An expansive portfolio of plastics is on hand for today’s industrial applications. The tailored polymers exhibit properties that compete with metals and ceramics, ushering in the plastic age. The evolution of these plastics began at the dawn of the twentieth century, with industry in search of substitutes for elastic materials that lacked key characteristics, the capacity to withstand the extreme temperatures of the foundry and the caustic spills on oil rigs and gas refineries, but the formidable substance has since matured to include countless plastics. Each polymer is graded and adaptable, able to promote dominant characteristics and subdue undesired properties, bringing the best in elasticity or durability to industry.

Taking hold of these properties, we see that plastic falls into several fundamental domains. Thermosetting plastics are malleable before they harden, but once they do cure, they retain their shape and resist change. This class of polymer is tough and durable, currently the champion form of plastic for moulding components in many industrial fields. Car body parts are examples of a thermoset plastic, as are other components destined for use in harsh environments where elevated temperatures, abrasive forces, and corrosive chemicals are present.

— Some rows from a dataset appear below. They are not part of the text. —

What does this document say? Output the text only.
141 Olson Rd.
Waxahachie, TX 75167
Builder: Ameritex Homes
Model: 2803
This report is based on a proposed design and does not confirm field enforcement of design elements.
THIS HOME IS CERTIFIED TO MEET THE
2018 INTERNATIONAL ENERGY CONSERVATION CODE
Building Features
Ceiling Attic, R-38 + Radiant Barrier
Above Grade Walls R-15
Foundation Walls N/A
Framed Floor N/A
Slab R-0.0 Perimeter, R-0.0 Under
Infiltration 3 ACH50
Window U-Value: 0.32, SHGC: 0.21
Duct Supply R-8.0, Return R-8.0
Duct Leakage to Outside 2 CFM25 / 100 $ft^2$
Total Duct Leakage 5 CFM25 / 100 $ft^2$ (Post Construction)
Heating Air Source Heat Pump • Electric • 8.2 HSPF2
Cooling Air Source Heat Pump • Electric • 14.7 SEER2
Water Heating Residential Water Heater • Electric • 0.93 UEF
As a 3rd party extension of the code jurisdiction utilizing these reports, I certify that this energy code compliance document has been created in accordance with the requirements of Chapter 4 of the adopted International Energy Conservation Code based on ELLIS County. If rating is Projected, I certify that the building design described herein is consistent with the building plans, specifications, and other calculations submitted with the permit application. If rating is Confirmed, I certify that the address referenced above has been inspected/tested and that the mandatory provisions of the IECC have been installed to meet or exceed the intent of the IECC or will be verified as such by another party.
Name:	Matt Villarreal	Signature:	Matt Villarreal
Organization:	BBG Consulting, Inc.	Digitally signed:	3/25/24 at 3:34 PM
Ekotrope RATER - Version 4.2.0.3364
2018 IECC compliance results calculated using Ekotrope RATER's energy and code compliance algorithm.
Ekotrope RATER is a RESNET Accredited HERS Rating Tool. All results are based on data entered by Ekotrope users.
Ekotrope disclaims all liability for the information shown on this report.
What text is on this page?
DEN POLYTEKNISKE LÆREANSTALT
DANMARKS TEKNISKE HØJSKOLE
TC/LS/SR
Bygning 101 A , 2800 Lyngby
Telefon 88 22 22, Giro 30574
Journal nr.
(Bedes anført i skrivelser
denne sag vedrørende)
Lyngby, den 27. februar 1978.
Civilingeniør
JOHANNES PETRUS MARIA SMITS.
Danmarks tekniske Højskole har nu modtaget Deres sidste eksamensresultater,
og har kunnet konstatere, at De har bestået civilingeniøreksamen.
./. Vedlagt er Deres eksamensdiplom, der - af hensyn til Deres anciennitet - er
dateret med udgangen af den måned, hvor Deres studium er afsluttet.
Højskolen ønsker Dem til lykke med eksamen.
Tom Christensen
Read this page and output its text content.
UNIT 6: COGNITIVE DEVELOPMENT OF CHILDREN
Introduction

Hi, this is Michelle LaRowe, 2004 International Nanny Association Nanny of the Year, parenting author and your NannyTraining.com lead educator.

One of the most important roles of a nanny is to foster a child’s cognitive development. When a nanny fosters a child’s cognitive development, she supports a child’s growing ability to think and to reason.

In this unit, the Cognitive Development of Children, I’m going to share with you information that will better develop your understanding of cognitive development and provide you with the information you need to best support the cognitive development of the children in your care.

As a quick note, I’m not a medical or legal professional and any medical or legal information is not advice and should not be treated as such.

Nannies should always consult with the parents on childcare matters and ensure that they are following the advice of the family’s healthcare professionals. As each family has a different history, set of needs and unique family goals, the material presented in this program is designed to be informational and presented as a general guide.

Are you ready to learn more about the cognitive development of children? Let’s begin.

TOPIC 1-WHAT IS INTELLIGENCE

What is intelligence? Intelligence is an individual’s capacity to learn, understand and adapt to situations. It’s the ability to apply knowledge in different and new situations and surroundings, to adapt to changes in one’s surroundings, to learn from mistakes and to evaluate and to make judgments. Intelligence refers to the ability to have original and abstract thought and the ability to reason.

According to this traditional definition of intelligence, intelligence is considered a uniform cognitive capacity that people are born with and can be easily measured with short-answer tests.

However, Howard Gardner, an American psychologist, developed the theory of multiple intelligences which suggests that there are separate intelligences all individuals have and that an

So far we’ve seen a distinct separation between plastic. Thermoplastic is the next type of plastic that retains this simple contrast. Thermoplastic materials include nylon, polyvinyl chloride, and dozens of polymers based on weakly-linked molecular bonds. Consistent to this structure, these substances melt under high temperatures, and they’re easy to mold, unlike a thermosetting plastic, which can only be shaped once during an initial heat-formed manufacturing process. We then add elastomers to the mix, synthetic rubber substitutes that aren’t strictly a type of plastic, but we’d be remiss in not mentioning this highly pliable polymer and its properties, characteristics that can be adapted to include a rigid structure that compares to a standard plastic. And this is where the waters become murky. An elastomer can be conditioned to conform to the thermoplastic model or the thermoset definition. Think of today’s vehicle tyres and how they burn without deforming. The same dual properties exist within polyurethane, and we must conclude that it’s the production matrix of a plastic that defines the tailored properties, whether the substance forms a thermoset, a thermoplastic, or exhibits the pliable traits of an elastomer.

For further elucidation, refer to the above types of plastics, the categories set by organic chemists, and add further study by researching epoxies, silicones, and other polymer groups.